# Lumiled to Cree swap?



## shuter (Jan 16, 2008)

I have a Multi Level light from Wits end. I really like the two button function. One button increases the power and one button decreases the power. You can either give the buttons clicks to step power up or down or just hold a button down and power gradually increases to maximum or decreases to the off point. Very nice. The light uses a 3 watt Lumiled Luxeon emitter driven to 4 Watts by two CR123A batteries. 

I am wondering if I can replace the Luxeon emitter with a Cree Q5 XRE emitter? Is it possible? Has anyone done it? What would be the expected gain in Lumen output? My soldering skills are good but my knowledge of flashlight internals is nonexistent.


----------



## shuter (Jan 18, 2008)

I am going to have datiLED install a Seoul emitter. He has done a couple and says they are a really nice upgrade in this light

The two button interface on this light allows for an infinate adjustment of light and is convenient to use.

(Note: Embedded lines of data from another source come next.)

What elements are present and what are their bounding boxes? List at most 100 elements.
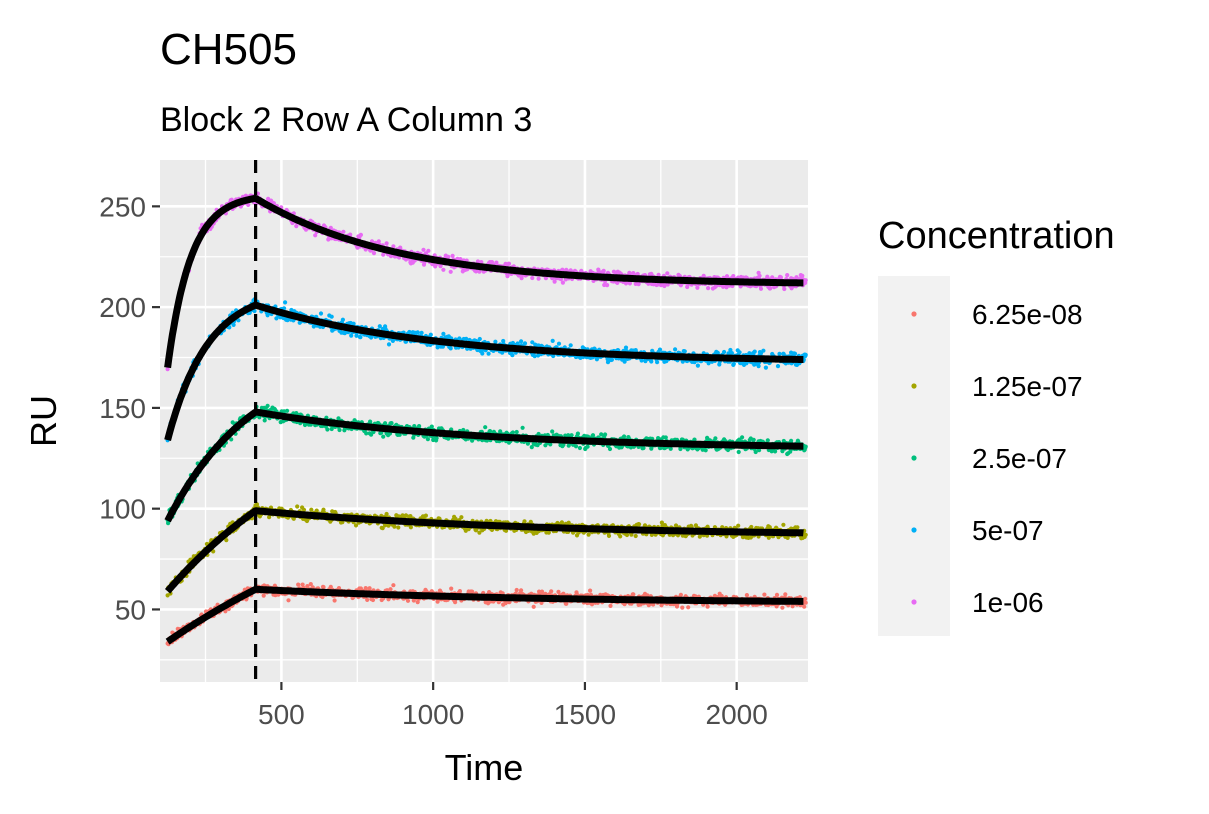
data-point bbox=[550, 338, 555, 343]
data-point bbox=[325, 427, 330, 432]
data-point bbox=[657, 347, 663, 352]
data-point bbox=[766, 535, 771, 540]
data-point bbox=[224, 538, 229, 543]
data-point bbox=[381, 434, 386, 439]
data-point bbox=[329, 314, 334, 319]
data-point bbox=[719, 593, 724, 599]
data-point bbox=[261, 593, 266, 598]
data-point bbox=[678, 592, 684, 597]
data-point bbox=[514, 429, 519, 435]
data-point bbox=[586, 532, 591, 537]
data-point bbox=[556, 341, 562, 346]
data-point bbox=[370, 597, 376, 603]
data-point bbox=[363, 586, 368, 591]
data-point bbox=[392, 524, 397, 529]
data-point bbox=[550, 429, 555, 434]
data-point bbox=[503, 601, 508, 606]
data-point bbox=[514, 587, 519, 593]
data-point bbox=[785, 535, 790, 541]
data-point bbox=[622, 434, 627, 439]
data-point bbox=[391, 583, 396, 588]
data-point bbox=[539, 589, 545, 594]
data-point bbox=[211, 549, 216, 554]
data-point bbox=[608, 603, 613, 609]
data-point bbox=[504, 528, 509, 533]
data-point bbox=[549, 589, 554, 594]
data-point bbox=[525, 441, 531, 446]
data-point bbox=[678, 446, 683, 452]
data-point bbox=[453, 600, 458, 605]
data-point bbox=[568, 343, 573, 348]
data-point bbox=[520, 425, 525, 430]
data-point bbox=[337, 427, 342, 433]
data-point bbox=[603, 432, 608, 437]
data-point bbox=[386, 342, 392, 347]
data-point bbox=[365, 597, 370, 603]
data-point bbox=[367, 586, 372, 591]
data-point bbox=[425, 437, 430, 442]
data-point bbox=[573, 444, 579, 449]
data-point bbox=[305, 584, 310, 589]
data-point bbox=[321, 585, 326, 590]
data-point bbox=[459, 515, 464, 520]
data-point bbox=[659, 520, 665, 525]
data-point bbox=[663, 435, 668, 440]
data-point bbox=[265, 403, 270, 408]
data-point bbox=[519, 588, 524, 593]
data-point bbox=[736, 449, 741, 455]
data-point bbox=[703, 448, 708, 453]
data-point bbox=[802, 604, 807, 609]
data-point bbox=[781, 522, 786, 527]
data-point bbox=[262, 418, 267, 423]
data-point bbox=[308, 582, 313, 587]
data-point bbox=[606, 533, 612, 539]
data-point bbox=[803, 600, 808, 605]
data-point bbox=[434, 436, 439, 441]
data-point bbox=[408, 525, 413, 530]
data-point bbox=[411, 598, 416, 603]
data-point bbox=[415, 330, 420, 335]
data-point bbox=[483, 425, 488, 430]
data-point bbox=[457, 589, 462, 594]
data-point bbox=[607, 446, 613, 452]
data-point bbox=[556, 589, 561, 595]
data-point bbox=[519, 339, 524, 344]
data-point bbox=[522, 341, 528, 346]
data-point bbox=[803, 444, 808, 449]
data-point bbox=[649, 359, 654, 364]
data-point bbox=[531, 604, 536, 609]
data-point bbox=[314, 508, 319, 513]
data-point bbox=[618, 534, 623, 539]
data-point bbox=[358, 335, 363, 340]
data-point bbox=[803, 596, 808, 602]
data-point bbox=[257, 415, 262, 420]
data-point bbox=[296, 582, 301, 587]
data-point bbox=[493, 339, 498, 344]
data-point bbox=[301, 507, 307, 512]
data-point bbox=[795, 525, 800, 530]
data-point bbox=[510, 353, 515, 358]
data-point bbox=[480, 351, 485, 356]
data-point bbox=[283, 300, 288, 305]
data-point bbox=[575, 431, 581, 436]
data-point bbox=[655, 360, 660, 365]
data-point bbox=[396, 525, 401, 530]
data-point bbox=[383, 523, 388, 528]
data-point bbox=[744, 593, 750, 598]
data-point bbox=[705, 604, 710, 609]
data-point bbox=[773, 449, 778, 454]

I can get the exact amount of light I want without cycling through pre determined light levels and functions. Why is this two button interface not being used on other lights?


----------



## kland1234 (Apr 28, 2008)

So Shuter, did you ever get this mod done? I too have one of these lights, and think it works good too for a knockaround lite, the 2-button adjustment is also nice. I have thought about an LED upgrade too, and wonder how yours turned out?

thanks,
kbb


----------



## shuter (Apr 29, 2008)

Yes I did have datiLED install a seoul emitter. I'd say it turned out pretty well.

I just compared it to some other lights with the following results.

Surefire G2 - The Seoul equipped CPF light has a softer hot spot with more flood. It puts out more light. The beam is very white and makes the G2 beam seem sickly yellow by comparison.

Surefire 6P with Malkoff M60 drop in. - Malkoff puts out more light and has a brighter, tighter hot spot with more throw. I prefer color of the CPF Seoul's whiter beam compared to the slightly warm M60. The M60 seems better in every other way except the user interface of the CPF that allows infinate brightness adjustability. 

MX Power Cree (Chinese Cree that also uses two Cr 123A batteries) - CPF beam is slightly whiter, more floddy with a softer hot spot and seems to put out slgthtly more total light.

The above evaluations are my impressions of beam qualities made by alternately shining one then another on walls, ceilings, across the street and such.

I liked it enough to purchase another CPF light that datiLED had Seoul modded. Neither of the beams are artifact free. One has a small dark spot in the middle and the other has some rings a ways out from the hot spot. 

While the artifacts are easily visable on the wall or ceiling, when actually using the CPF lights the artifacts are hardly noticable. IMO the mod is worthwhile


----------



## kland1234 (Apr 29, 2008)

Cool thanks for the info, I appreciate the details, do you know which Seoul emitter exactly? Sounds like a good mod to me, Would like to try it myself.

kbb


----------



## datiLED (Apr 29, 2008)

kland1234 said:


> Cool thanks for the info, I appreciate the details, do you know which Seoul emitter exactly? Sounds like a good mod to me, Would like to try it myself.
> 
> kbb


 
To be exact, it is a USWOH Seoul LED from PhotonFanatic. 

It is a great mod, and well worth the time.


----------



## kland1234 (Apr 29, 2008)

Thanks DatiLED!

Still a newbie here and picking everyones brains, I have figured out the CREE LEDS and designations, but have not figured out the Seoul designations etc. I will take a look at Photonfanatic. It is just more money, HAH! 
kbb


----------